Plaintiff first brought an action against Defendant for actual fraud, alleging it relied upon the intentional misrepresentations made by Defendant. The Court granted summary judgment to Defendant because there was no evidence to support the claim. The Court, however, stated there was evidence suggesting Defendant had a duty to disclose, giving rise to a claim of fraudulent concealment. The Court allowed Plaintiff to interpose an amended complaint containing a cause of action for fraudulent concealment, alleging that Defendant had a duty to disclose the true results of the due diligence report on four bases: (1) the contractual relationship between Plaintiff and Defendant; (2) Defendant’s agreement to share MDMC’s due diligence results with Plaintiff; (3) Defendant’s duty to disclose attributable to Defendant’s superior knowledge; (4) Plaintiff’s reliance on Defendant’s alleged omissions of material facts.

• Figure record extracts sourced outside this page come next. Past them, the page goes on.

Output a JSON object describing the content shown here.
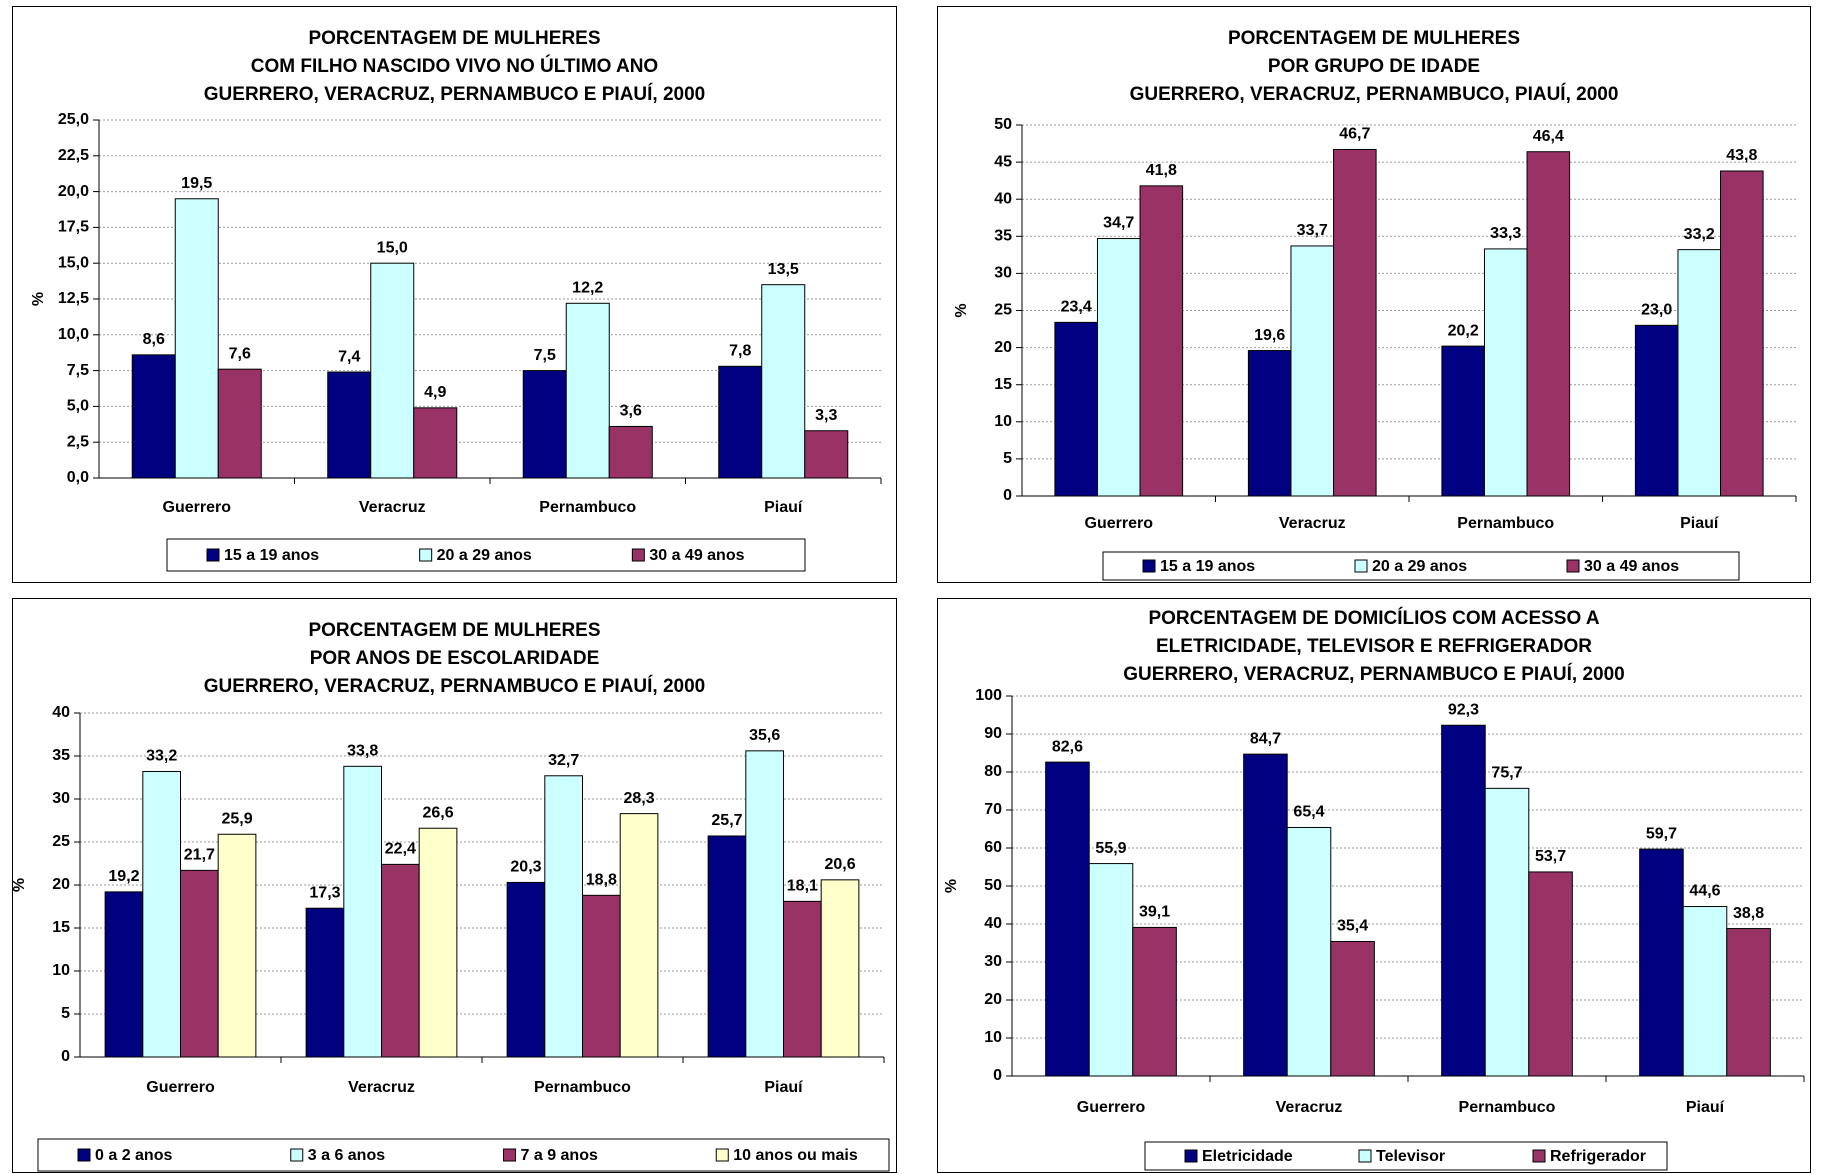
{
  "chart_data": [
    {
      "type": "bar",
      "title": [
        "PORCENTAGEM DE MULHERES",
        "COM FILHO NASCIDO VIVO NO ÚLTIMO ANO",
        "GUERRERO, VERACRUZ, PERNAMBUCO E PIAUÍ, 2000"
      ],
      "y_label": "%",
      "categories": [
        "Guerrero",
        "Veracruz",
        "Pernambuco",
        "Piauí"
      ],
      "series": [
        {
          "name": "15 a 19 anos",
          "color": "#000080",
          "values": [
            8.6,
            7.4,
            7.5,
            7.8
          ],
          "value_labels": [
            "8,6",
            "7,4",
            "7,5",
            "7,8"
          ]
        },
        {
          "name": "20 a 29 anos",
          "color": "#ccffff",
          "values": [
            19.5,
            15.0,
            12.2,
            13.5
          ],
          "value_labels": [
            "19,5",
            "15,0",
            "12,2",
            "13,5"
          ]
        },
        {
          "name": "30 a 49 anos",
          "color": "#993366",
          "values": [
            7.6,
            4.9,
            3.6,
            3.3
          ],
          "value_labels": [
            "7,6",
            "4,9",
            "3,6",
            "3,3"
          ]
        }
      ],
      "ylim": [
        0,
        25
      ],
      "yticks": [
        {
          "value": 0,
          "label": "0,0"
        },
        {
          "value": 2.5,
          "label": "2,5"
        },
        {
          "value": 5,
          "label": "5,0"
        },
        {
          "value": 7.5,
          "label": "7,5"
        },
        {
          "value": 10,
          "label": "10,0"
        },
        {
          "value": 12.5,
          "label": "12,5"
        },
        {
          "value": 15,
          "label": "15,0"
        },
        {
          "value": 17.5,
          "label": "17,5"
        },
        {
          "value": 20,
          "label": "20,0"
        },
        {
          "value": 22.5,
          "label": "22,5"
        },
        {
          "value": 25,
          "label": "25,0"
        }
      ],
      "grid": true,
      "legend": "bottom"
    },
    {
      "type": "bar",
      "title": [
        "PORCENTAGEM DE MULHERES",
        "POR GRUPO DE IDADE",
        "GUERRERO, VERACRUZ, PERNAMBUCO, PIAUÍ, 2000"
      ],
      "y_label": "%",
      "categories": [
        "Guerrero",
        "Veracruz",
        "Pernambuco",
        "Piauí"
      ],
      "series": [
        {
          "name": "15 a 19 anos",
          "color": "#000080",
          "values": [
            23.4,
            19.6,
            20.2,
            23.0
          ],
          "value_labels": [
            "23,4",
            "19,6",
            "20,2",
            "23,0"
          ]
        },
        {
          "name": "20 a 29 anos",
          "color": "#ccffff",
          "values": [
            34.7,
            33.7,
            33.3,
            33.2
          ],
          "value_labels": [
            "34,7",
            "33,7",
            "33,3",
            "33,2"
          ]
        },
        {
          "name": "30 a 49 anos",
          "color": "#993366",
          "values": [
            41.8,
            46.7,
            46.4,
            43.8
          ],
          "value_labels": [
            "41,8",
            "46,7",
            "46,4",
            "43,8"
          ]
        }
      ],
      "ylim": [
        0,
        50
      ],
      "yticks": [
        0,
        5,
        10,
        15,
        20,
        25,
        30,
        35,
        40,
        45,
        50
      ],
      "grid": true,
      "legend": "bottom"
    },
    {
      "type": "bar",
      "title": [
        "PORCENTAGEM DE MULHERES",
        "POR ANOS DE ESCOLARIDADE",
        "GUERRERO, VERACRUZ, PERNAMBUCO E PIAUÍ, 2000"
      ],
      "y_label": "%",
      "categories": [
        "Guerrero",
        "Veracruz",
        "Pernambuco",
        "Piauí"
      ],
      "series": [
        {
          "name": "0 a 2 anos",
          "color": "#000080",
          "values": [
            19.2,
            17.3,
            20.3,
            25.7
          ],
          "value_labels": [
            "19,2",
            "17,3",
            "20,3",
            "25,7"
          ]
        },
        {
          "name": "3 a 6 anos",
          "color": "#ccffff",
          "values": [
            33.2,
            33.8,
            32.7,
            35.6
          ],
          "value_labels": [
            "33,2",
            "33,8",
            "32,7",
            "35,6"
          ]
        },
        {
          "name": "7 a 9 anos",
          "color": "#993366",
          "values": [
            21.7,
            22.4,
            18.8,
            18.1
          ],
          "value_labels": [
            "21,7",
            "22,4",
            "18,8",
            "18,1"
          ]
        },
        {
          "name": "10 anos ou mais",
          "color": "#ffffcc",
          "values": [
            25.9,
            26.6,
            28.3,
            20.6
          ],
          "value_labels": [
            "25,9",
            "26,6",
            "28,3",
            "20,6"
          ]
        }
      ],
      "ylim": [
        0,
        40
      ],
      "yticks": [
        0,
        5,
        10,
        15,
        20,
        25,
        30,
        35,
        40
      ],
      "grid": true,
      "legend": "bottom"
    },
    {
      "type": "bar",
      "title": [
        "PORCENTAGEM DE DOMICÍLIOS COM ACESSO A",
        "ELETRICIDADE, TELEVISOR E REFRIGERADOR",
        "GUERRERO, VERACRUZ, PERNAMBUCO E PIAUÍ, 2000"
      ],
      "y_label": "%",
      "categories": [
        "Guerrero",
        "Veracruz",
        "Pernambuco",
        "Piauí"
      ],
      "series": [
        {
          "name": "Eletricidade",
          "color": "#000080",
          "values": [
            82.6,
            84.7,
            92.3,
            59.7
          ],
          "value_labels": [
            "82,6",
            "84,7",
            "92,3",
            "59,7"
          ]
        },
        {
          "name": "Televisor",
          "color": "#ccffff",
          "values": [
            55.9,
            65.4,
            75.7,
            44.6
          ],
          "value_labels": [
            "55,9",
            "65,4",
            "75,7",
            "44,6"
          ]
        },
        {
          "name": "Refrigerador",
          "color": "#993366",
          "values": [
            39.1,
            35.4,
            53.7,
            38.8
          ],
          "value_labels": [
            "39,1",
            "35,4",
            "53,7",
            "38,8"
          ]
        }
      ],
      "ylim": [
        0,
        100
      ],
      "yticks": [
        0,
        10,
        20,
        30,
        40,
        50,
        60,
        70,
        80,
        90,
        100
      ],
      "grid": true,
      "legend": "bottom"
    }
  ]
}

In opposition, Defendant moved for summary judgment presenting three arguments: (1) the lack of evidence that Plaintiff relied on Defendant’s “supposed silence” in deciding to insure the transaction; (2) any such reliance would not unreasonable because Plaintiff was a sophisticated business entity and should have conducted its own investigation into the details of the transaction; (3) Defendant did not owe Plaintiff any affirmative duty to disclose the results of the due diligence review.
The Court denied Defendant’s motion for summary judgment because there were triable issues of fact as to whether Defendant owed Plaintiff a duty to disclose and whether Plaintiff actually relied on Defendant’s failure to disclose. First, the Court held there were genuine issues of fact as to whether Defendant owed a duty to disclose the MDMC report. In a claim for active fraudulent concealment, an affirmative duty to disclose material information may arise from the need to complete or clarify one part’s partial or ambiguous statements or from a fiduciary or confidential relationship between the parties. Here, the Court found genuine issues of fact as to the actions of Defendant in altering the final report, and why Defendant had not forwarded the MDMC report to Plaintiff. Thus, the Court found no basis for concluding that Defendant has shown it was not subject to a duty to disclose as a matter of law. Second, the Court held there are genuine issues of fact as to whether Plaintiff actually relied on Defendant’s failure to disclose the MDMC report. To prove reliance, the fraud and injury must be connected in actions founded on fraud. It must appear in an appreciable sense that the damage flowed from the fraud as the proximate, and not the remote, cause. Here, the Court opined that Defendant did not provide any evidence that Plaintiff did not rely on the failure to produce the reports prior to closing. The Court also found clear questions of fact as to whether Defendant’s conduct included act of active concealment and whether Defendant’s actions thwarted Plaintiff’s own efforts, if any, to fulfill its own responsibilities to protect itself.
MBIA Ins. Corp. v. JP Morgan Sec. LLC, Index No. 64676/2012, 6/6/2016 (Scheinkman, J.).